Two South Korean players were sentenced to prison by a Singaporean court on Friday for attempting to rig a professional soccer match in the country.
Kim Jae-hong and Jeon Byung-euk, who played for Singapore’s Geylang United in the 2011 season, were given prison sentences in Singapore for attempting to bribe a midfielder and a goalkeeper to throw the game.
Match-rigging has been a major issue in almost all sports in Korea, but this is the first time Korean soccer players have been involved in a scandal abroad.
Kim, 27, was sentenced to 10 months in prison for admitting to conspiring with Jeon and bribing the goalkeeper, according to The Straits Times, a Singaporean daily. Jeon, 24, received a five-month sentence after admitting to conspiring with Kim to bribe a Geylang United Korean midfielder.
The pair approached Geyland United’s goalkeeper Yazid Yasin and midfielder Mun Seung-man, also from Korea, to talk them into losing last Thursday’s game against Malaysia’s Harimau Muda.
According to news reports, Yasin received a call from an unknown number on April 10 and spoke with someone named Andrew ― who is suspected to be South Korean ― and was offered cash to throw the game. Subsequently Yasin was offered 4,000 Singapore dollars ($3,208) upfront and 2,000 Singapore dollars if he succeeded in losing the game.
Local reports speculated that Kim was ordered by a criminal group to fly to Singapore and hand his former teammate Yasin the cash.

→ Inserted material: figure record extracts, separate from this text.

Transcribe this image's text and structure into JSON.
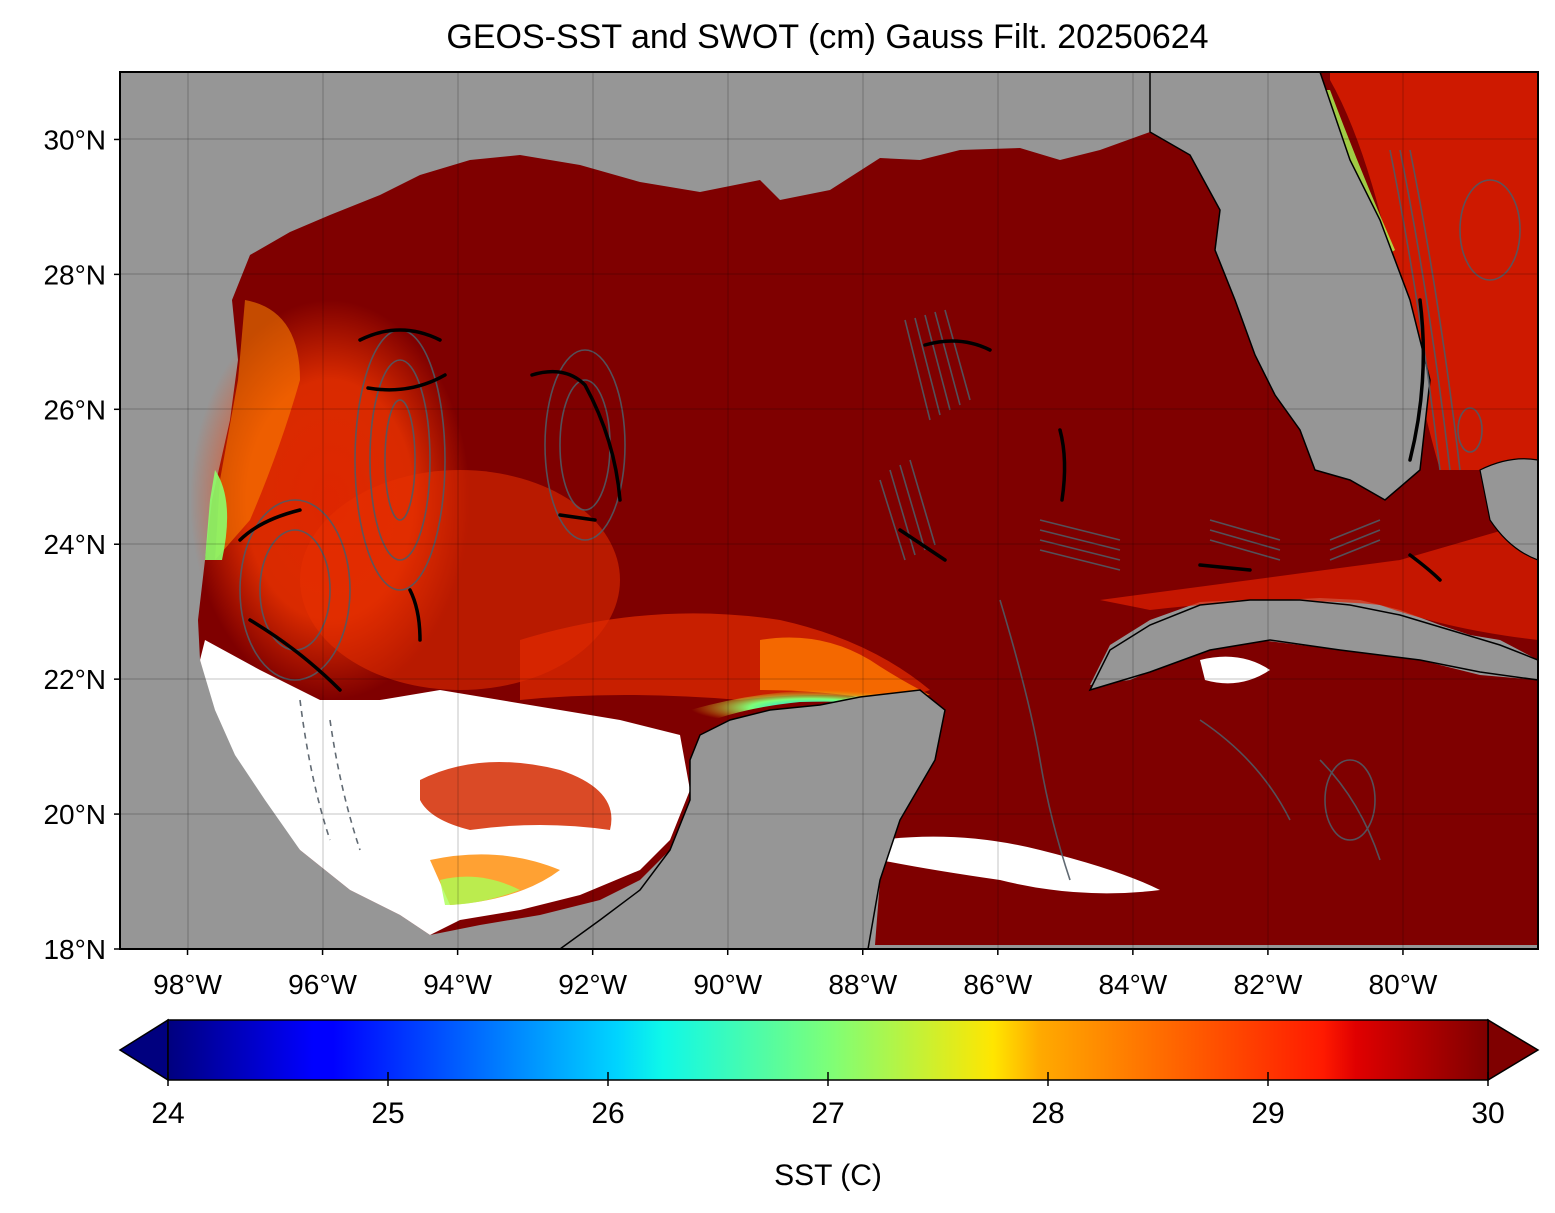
{
  "title": "GEOS-SST  and SWOT (cm) Gauss Filt. 20250624",
  "map": {
    "lon_range": [
      -99.0,
      -78.0
    ],
    "lat_range": [
      18.0,
      31.0
    ],
    "lat_ticks": [
      {
        "value": 30,
        "label": "30°N"
      },
      {
        "value": 28,
        "label": "28°N"
      },
      {
        "value": 26,
        "label": "26°N"
      },
      {
        "value": 24,
        "label": "24°N"
      },
      {
        "value": 22,
        "label": "22°N"
      },
      {
        "value": 20,
        "label": "20°N"
      },
      {
        "value": 18,
        "label": "18°N"
      }
    ],
    "lon_ticks": [
      {
        "value": -98,
        "label": "98°W"
      },
      {
        "value": -96,
        "label": "96°W"
      },
      {
        "value": -94,
        "label": "94°W"
      },
      {
        "value": -92,
        "label": "92°W"
      },
      {
        "value": -90,
        "label": "90°W"
      },
      {
        "value": -88,
        "label": "88°W"
      },
      {
        "value": -86,
        "label": "86°W"
      },
      {
        "value": -84,
        "label": "84°W"
      },
      {
        "value": -82,
        "label": "82°W"
      },
      {
        "value": -80,
        "label": "80°W"
      }
    ],
    "colors": {
      "land": "#969696",
      "ocean_warm": "#7f0000",
      "no_data": "#ffffff",
      "contour": "#505a64"
    }
  },
  "colorbar": {
    "label": "SST (C)",
    "range": [
      24,
      30
    ],
    "colormap": "jet",
    "extend": "both",
    "ticks": [
      {
        "value": 24,
        "label": "24"
      },
      {
        "value": 25,
        "label": "25"
      },
      {
        "value": 26,
        "label": "26"
      },
      {
        "value": 27,
        "label": "27"
      },
      {
        "value": 28,
        "label": "28"
      },
      {
        "value": 29,
        "label": "29"
      },
      {
        "value": 30,
        "label": "30"
      }
    ]
  }
}
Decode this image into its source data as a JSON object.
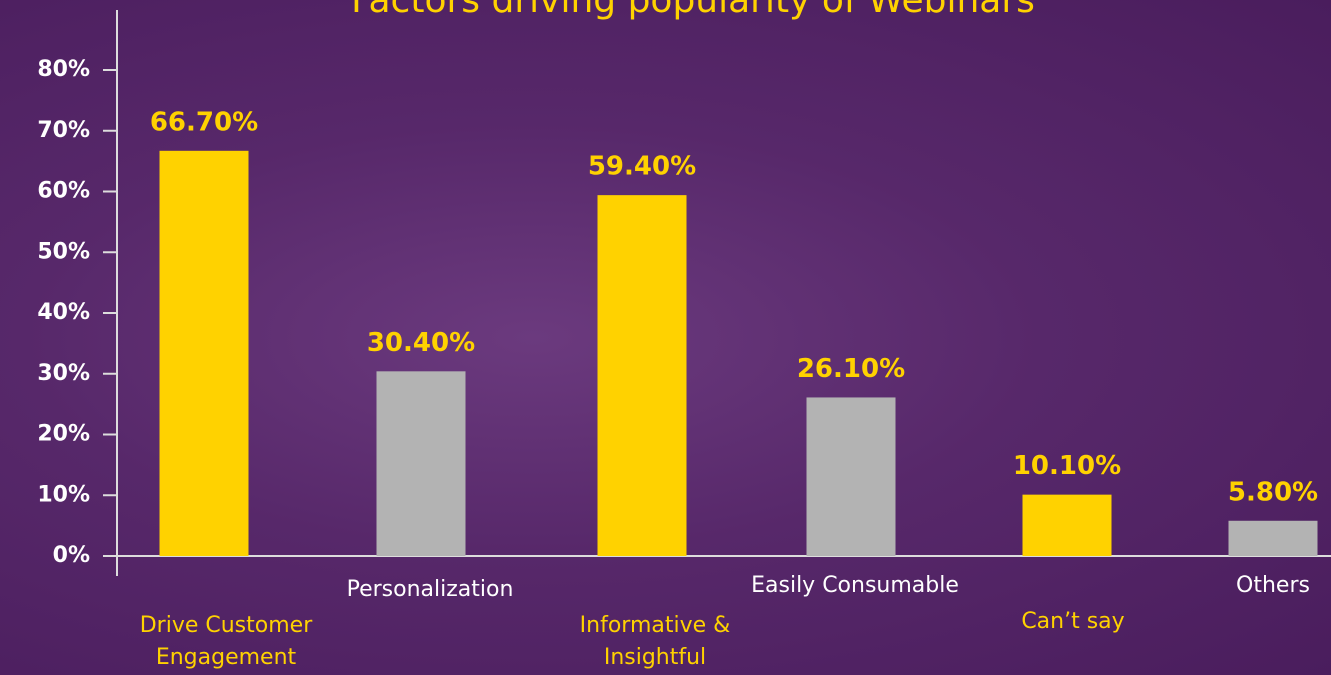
{
  "chart_data": {
    "type": "bar",
    "title": "Factors driving popularity of Webinars",
    "categories": [
      "Drive Customer Engagement",
      "Personalization",
      "Informative & Insightful",
      "Easily Consumable",
      "Can’t say",
      "Others"
    ],
    "values": [
      66.7,
      30.4,
      59.4,
      26.1,
      10.1,
      5.8
    ],
    "value_labels": [
      "66.70%",
      "30.40%",
      "59.40%",
      "26.10%",
      "10.10%",
      "5.80%"
    ],
    "colors": [
      "#ffd200",
      "#b3b3b3",
      "#ffd200",
      "#b3b3b3",
      "#ffd200",
      "#b3b3b3"
    ],
    "ylim": [
      0,
      80
    ],
    "yticks": [
      {
        "value": 0,
        "label": "0%"
      },
      {
        "value": 10,
        "label": "10%"
      },
      {
        "value": 20,
        "label": "20%"
      },
      {
        "value": 30,
        "label": "30%"
      },
      {
        "value": 40,
        "label": "40%"
      },
      {
        "value": 50,
        "label": "50%"
      },
      {
        "value": 60,
        "label": "60%"
      },
      {
        "value": 70,
        "label": "70%"
      },
      {
        "value": 80,
        "label": "80%"
      }
    ]
  }
}
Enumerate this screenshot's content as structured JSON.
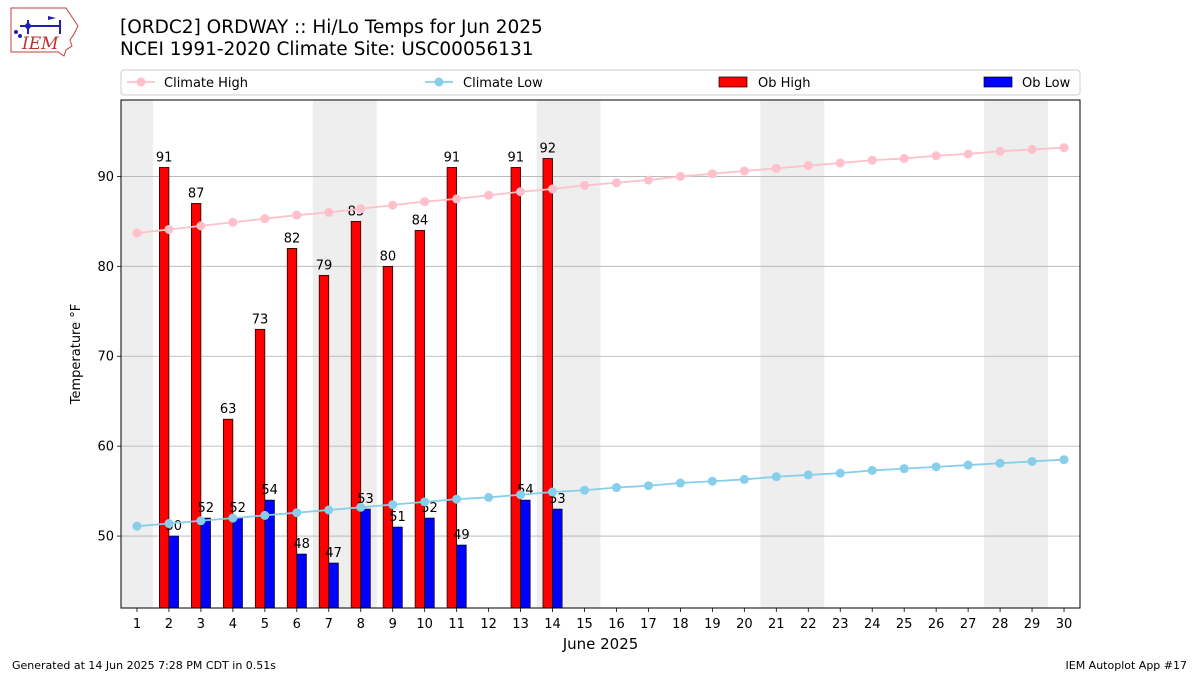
{
  "header": {
    "title_line1": "[ORDC2] ORDWAY :: Hi/Lo Temps for Jun 2025",
    "title_line2": "NCEI 1991-2020 Climate Site: USC00056131"
  },
  "logo": {
    "text": "IEM"
  },
  "footer": {
    "left": "Generated at 14 Jun 2025 7:28 PM CDT in 0.51s",
    "right": "IEM Autoplot App #17"
  },
  "colors": {
    "ob_high": "#ff0000",
    "ob_low": "#0000ff",
    "climate_high": "#ffc0cb",
    "climate_low": "#87ceeb",
    "weekend_shade": "#eeeeee",
    "grid": "#b0b0b0"
  },
  "chart_data": {
    "type": "bar",
    "xlabel": "June 2025",
    "ylabel": "Temperature °F",
    "xlim": [
      0.5,
      30.5
    ],
    "ylim": [
      42,
      98.5
    ],
    "yticks": [
      50,
      60,
      70,
      80,
      90
    ],
    "grid": "horizontal",
    "legend_placement": "top",
    "x": [
      1,
      2,
      3,
      4,
      5,
      6,
      7,
      8,
      9,
      10,
      11,
      12,
      13,
      14,
      15,
      16,
      17,
      18,
      19,
      20,
      21,
      22,
      23,
      24,
      25,
      26,
      27,
      28,
      29,
      30
    ],
    "weekend_spans": [
      [
        0.5,
        1.5
      ],
      [
        6.5,
        8.5
      ],
      [
        13.5,
        15.5
      ],
      [
        20.5,
        22.5
      ],
      [
        27.5,
        29.5
      ]
    ],
    "series": [
      {
        "name": "Climate High",
        "kind": "line",
        "values": [
          83.7,
          84.1,
          84.5,
          84.9,
          85.3,
          85.7,
          86.0,
          86.4,
          86.8,
          87.2,
          87.5,
          87.9,
          88.3,
          88.6,
          89.0,
          89.3,
          89.6,
          90.0,
          90.3,
          90.6,
          90.9,
          91.2,
          91.5,
          91.8,
          92.0,
          92.3,
          92.5,
          92.8,
          93.0,
          93.2
        ]
      },
      {
        "name": "Climate Low",
        "kind": "line",
        "values": [
          51.1,
          51.4,
          51.7,
          52.0,
          52.3,
          52.6,
          52.9,
          53.2,
          53.5,
          53.8,
          54.1,
          54.3,
          54.6,
          54.9,
          55.1,
          55.4,
          55.6,
          55.9,
          56.1,
          56.3,
          56.6,
          56.8,
          57.0,
          57.3,
          57.5,
          57.7,
          57.9,
          58.1,
          58.3,
          58.5
        ]
      },
      {
        "name": "Ob High",
        "kind": "bar",
        "values": [
          null,
          91,
          87,
          63,
          73,
          82,
          79,
          85,
          80,
          84,
          91,
          null,
          91,
          92,
          null,
          null,
          null,
          null,
          null,
          null,
          null,
          null,
          null,
          null,
          null,
          null,
          null,
          null,
          null,
          null
        ]
      },
      {
        "name": "Ob Low",
        "kind": "bar",
        "values": [
          null,
          50,
          52,
          52,
          54,
          48,
          47,
          53,
          51,
          52,
          49,
          null,
          54,
          53,
          null,
          null,
          null,
          null,
          null,
          null,
          null,
          null,
          null,
          null,
          null,
          null,
          null,
          null,
          null,
          null
        ]
      }
    ]
  }
}
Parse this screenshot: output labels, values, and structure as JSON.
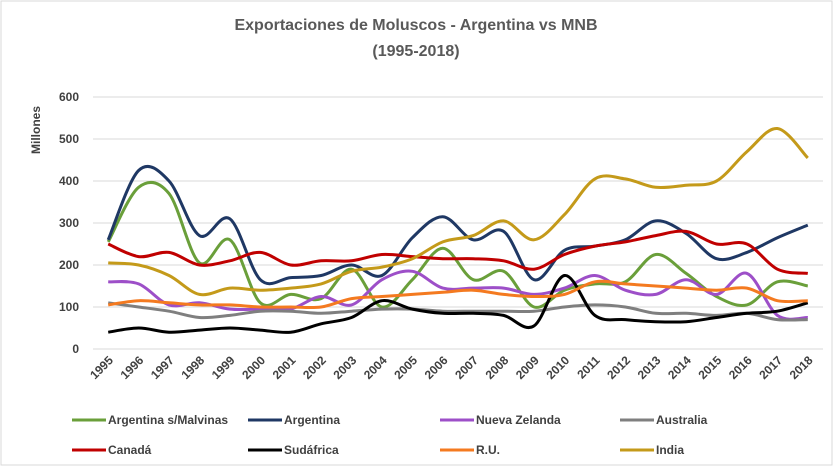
{
  "chart_data": {
    "type": "line",
    "title": "Exportaciones de Moluscos - Argentina vs MNB",
    "subtitle": "(1995-2018)",
    "ylabel": "Millones",
    "categories": [
      "1995",
      "1996",
      "1997",
      "1998",
      "1999",
      "2000",
      "2001",
      "2002",
      "2003",
      "2004",
      "2005",
      "2006",
      "2007",
      "2008",
      "2009",
      "2010",
      "2011",
      "2012",
      "2013",
      "2014",
      "2015",
      "2016",
      "2017",
      "2018"
    ],
    "ylim": [
      0,
      600
    ],
    "yticks": [
      0,
      100,
      200,
      300,
      400,
      500,
      600
    ],
    "grid": true,
    "legend": "bottom",
    "series": [
      {
        "name": "Argentina s/Malvinas",
        "color": "#6a9f3a",
        "values": [
          255,
          385,
          370,
          205,
          260,
          110,
          130,
          120,
          190,
          100,
          165,
          240,
          165,
          185,
          100,
          140,
          155,
          160,
          225,
          180,
          125,
          105,
          160,
          150
        ]
      },
      {
        "name": "Argentina",
        "color": "#1f3864",
        "values": [
          260,
          425,
          400,
          270,
          310,
          165,
          170,
          175,
          200,
          175,
          265,
          315,
          260,
          280,
          165,
          235,
          245,
          260,
          305,
          275,
          215,
          230,
          265,
          295
        ]
      },
      {
        "name": "Nueva Zelanda",
        "color": "#9d4fc8",
        "values": [
          160,
          155,
          105,
          110,
          95,
          95,
          95,
          125,
          105,
          165,
          185,
          145,
          145,
          145,
          130,
          145,
          175,
          140,
          130,
          165,
          130,
          180,
          80,
          75
        ]
      },
      {
        "name": "Australia",
        "color": "#7f7f7f",
        "values": [
          110,
          100,
          90,
          75,
          80,
          90,
          90,
          85,
          90,
          95,
          95,
          90,
          90,
          90,
          90,
          100,
          105,
          100,
          85,
          85,
          80,
          85,
          70,
          70
        ]
      },
      {
        "name": "Canadá",
        "color": "#c00000",
        "values": [
          250,
          220,
          230,
          200,
          210,
          230,
          200,
          210,
          210,
          225,
          220,
          215,
          215,
          210,
          190,
          225,
          245,
          255,
          270,
          280,
          250,
          250,
          190,
          180
        ]
      },
      {
        "name": "Sudáfrica",
        "color": "#000000",
        "values": [
          40,
          50,
          40,
          45,
          50,
          45,
          40,
          60,
          75,
          115,
          95,
          85,
          85,
          80,
          55,
          175,
          80,
          70,
          65,
          65,
          75,
          85,
          90,
          110
        ]
      },
      {
        "name": "R.U.",
        "color": "#f47a20",
        "values": [
          105,
          115,
          110,
          105,
          105,
          100,
          100,
          100,
          120,
          125,
          130,
          135,
          140,
          130,
          125,
          130,
          160,
          155,
          150,
          145,
          140,
          145,
          115,
          115
        ]
      },
      {
        "name": "India",
        "color": "#c49a1a",
        "values": [
          205,
          200,
          175,
          130,
          145,
          140,
          145,
          155,
          185,
          195,
          215,
          255,
          270,
          305,
          260,
          320,
          405,
          405,
          385,
          390,
          400,
          470,
          525,
          455
        ]
      }
    ]
  }
}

After arriving on April 28, Kim met with Jeon in regards to approaching Mun and offering the South Korean midfielder 3,000 Singapore dollars for not scoring goals.
Reports say that shortly after Kim handed the bribe to Yasin, Kim and Jeon were arrested by police officials.
According to The Straits Times, Kim pleaded for forgiveness and leniency.
Jeon told court officials that he would like to stay in Singapore to work, but reports say it is likely that Jeon will be deported after serving his sentence.
Geylang United lost the game on Thursday 2-0. Yasin played the entire match.
Revelations of match-fixing in Korea’s professional soccer league in May 2011 saw the arrest of over 40 active and former players.